Optimizing neurodevelopmental outcomes after prematurity: lessons in neuroprotection and early intervention.

作者信息

Bauer S C, Msall M E

机构信息

Section of Developmental and Behavioral Pediatrics, University of Chicago Comer Children's Hospital, Chicago, IL, USA.

出版信息

Minerva Pediatr. 2010 Oct;62(5):485-97.

PMID:20940682
Abstract

In recent decades, advances in maternal-fetal, obstetrics, and neonatal medicine have led to the increased survival of preterm infants. Very preterm infants (<32 weeks gestation), who comprise a small fraction (1.4%) of all neonates, have had dramatic increases in their survival. In addition, late preterm infants (33-36 weeks gestation) are a growing population of all preterm births and may include over 10% of all births. Both populations experience ongoing and significant challenges once they are discharged from the neonatal intensive care unit (NICU), including medical, nutritional, and developmental issues. Similarly, preterm infants may experience ongoing challenges once they enter school. As a result, clinicians should be aware of the unique neurodevelopmental issues that affect this population of children, including what they experience at different developmental stages.

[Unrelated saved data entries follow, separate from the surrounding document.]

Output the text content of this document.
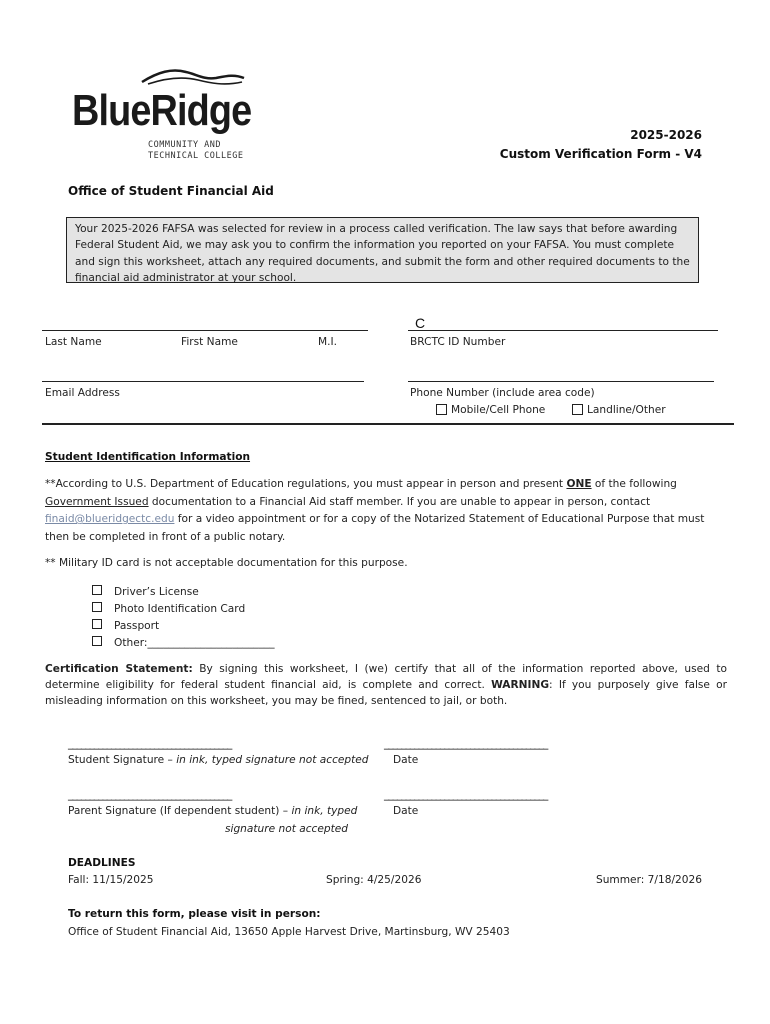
BlueRidge
COMMUNITY AND
TECHNICAL COLLEGE
2025-2026
Custom Verification Form - V4
Office of Student Financial Aid
Your 2025-2026 FAFSA was selected for review in a process called verification. The law says that before awarding Federal Student Aid, we may ask you to confirm the information you reported on your FAFSA. You must complete and sign this worksheet, attach any required documents, and submit the form and other required documents to the financial aid administrator at your school.
Last Name	First Name	M.I.
C
BRCTC ID Number
Email Address	Phone Number (include area code)
Mobile/Cell Phone	Landline/Other
Student Identification Information
**According to U.S. Department of Education regulations, you must appear in person and present ONE of the following Government Issued documentation to a Financial Aid staff member. If you are unable to appear in person, contact finaid@blueridgectc.edu for a video appointment or for a copy of the Notarized Statement of Educational Purpose that must then be completed in front of a public notary.
** Military ID card is not acceptable documentation for this purpose.
Driver’s License
Photo Identification Card
Passport
Other:________________________
Certification Statement: By signing this worksheet, I (we) certify that all of the information reported above, used to determine eligibility for federal student financial aid, is complete and correct. WARNING: If you purposely give false or misleading information on this worksheet, you may be fined, sentenced to jail, or both.
______________________________________
Student Signature – in ink, typed signature not accepted
______________________________________
Date
______________________________________
Parent Signature (If dependent student) – in ink, typed
signature not accepted
______________________________________
Date
DEADLINES
Fall: 11/15/2025	Spring: 4/25/2026	Summer: 7/18/2026
To return this form, please visit in person:
Office of Student Financial Aid, 13650 Apple Harvest Drive, Martinsburg, WV 25403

This review will describe how selected neonatal interventions impact on very preterm and late preterm infants. In addition, we will discuss the developmental and functional components of school readiness in very preterm and late preterm infants, using the International Classification of Functioning, Disability, and Health (ICF) as a framework for health, enablement, disability, and participation. This framework allows us to describe children's strengths and challenges across body structure and body function, activities, and social roles in the context of child and family supports. We will explicitly describe the role of physicians and health professional teams in providing ongoing support and coordination of care throughout childhood for preterm infants who have experienced neonatal intensive care.

摘要

近几十年来,母胎医学、产科学和新生儿医学的进展使早产儿的存活率有所提高。极早产儿(妊娠<32周)占所有新生儿的比例很小(1.4%),但其存活率有了显著提高。此外,晚期早产儿(妊娠33 - 36周)在所有早产婴儿中的数量不断增加,可能占所有出生婴儿的10%以上。这两类人群从新生儿重症监护病房(NICU)出院后都面临着持续且重大的挑战,包括医疗、营养和发育问题。同样,早产儿入学后可能也会面临持续的挑战。因此,临床医生应了解影响这群儿童的独特神经发育问题,包括他们在不同发育阶段所经历的情况。本综述将描述某些新生儿干预措施对极早产儿和晚期早产儿的影响。此外,我们将以国际功能、残疾和健康分类(ICF)作为健康、能力、残疾和参与的框架,讨论极早产儿和晚期早产儿入学准备的发育和功能组成部分。这个框架使我们能够在儿童和家庭支持的背景下,描述儿童在身体结构和身体功能、活动及社会角色方面的优势和挑战。我们将明确描述医生和健康专业团队在为经历过新生儿重症监护的早产儿提供贯穿整个童年期的持续支持和协调护理方面的作用。